SCANNO. Una migliore organizzazione dei soccorsi sanitari e dei trasporti a Scanno è quanto chiede il commissario della Comunità montana peligna Eustachio Gentile al presidente della Regione Marco Marsilio e ai sindaci di Scanno, Villalago, Cocullo, Anversa degli Abruzzi e Sulmona.
«Una settimana fa si è verificato nuovamente un altro gravissimo e drammatico caso di un’inaccettabile approssimazione e disorganizzazione in materia di diritto alla salute», scrive Gentile, «che dovrebbe essere garantito anche a quanti vivono o scelgono per le proprie vacanza un’area interna montana come quella dell’Alta Valle del Sagittario e in particolare di Scanno. Una signora si è sentita male dopo le 20 e non potendo intervenire l’ambulanza del 118 di Scanno, che è attiva solo dalle 8 alle 20, i soccorsi, partiti da Sulmona, sono arrivati solo dopo circa un’ora e mezza. Questo ennesimo e gravissimo episodio, che si va ad aggiungere a quanto capitato a due sventurati cittadini scannesi qualche anno fa, purtroppo deceduti, riporta al centro dell’attenzione i ripetuti appelli rivolti all’assessorato regionale alla Sanità per avere il servizio 118 disponibile a Scanno h24 ».
Per il commissario della Comunità montana peligna non è più rinviabile a Scanno l’attivazione, sia di giorno che di notte, del 118 «anche se in alternativa basterebbe autorizzare il servizio di un’ambulanza non medicalizzata che copra la fascia oraria, essendo presenti in paese sia il mezzo necessario che un gruppo di volontari locali della Croce Rossa, che per decenni ha lavorato gratuitamente ed efficacemente con grande senso di responsabilità e professionalità».

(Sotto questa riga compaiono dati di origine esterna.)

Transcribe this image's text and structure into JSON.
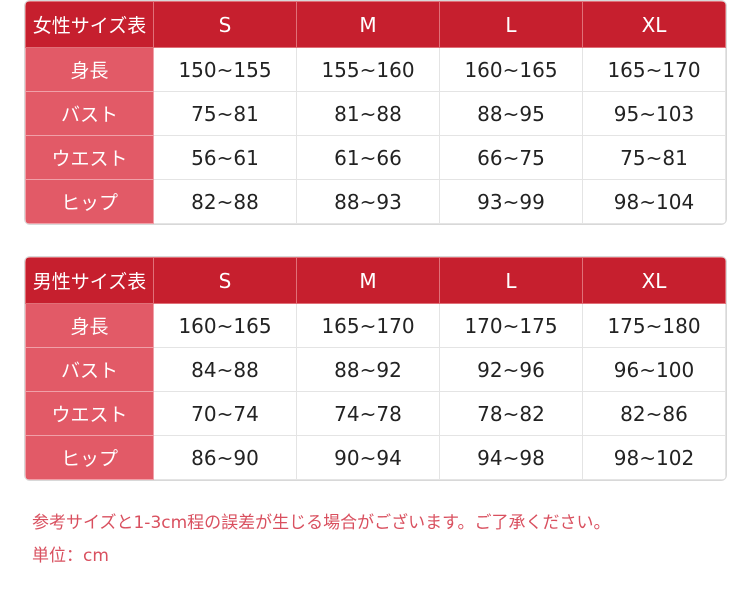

L’altro grave problema che per Gentile «l’Abruzzo interno montano non merita», è quello relativo al collegamento pubblico su gomma per la tratta Scanno-Villalago-Anversa-Cocullo-Sulmona. «La società Tua», aggiunge Gentile, «ha tagliato incomprensibilmente corse vitali per questo territorio, sia la Scanno-Sulmona delle ore 14 che la Sulmona-Scanno delle 15.50, causando un durissimo colpo alla possibilità, in particolare per i lavoratori, di poter utilizzare il servizio pubblico. Una decisione scandalosa e davvero inaccettabile».(m.lav.)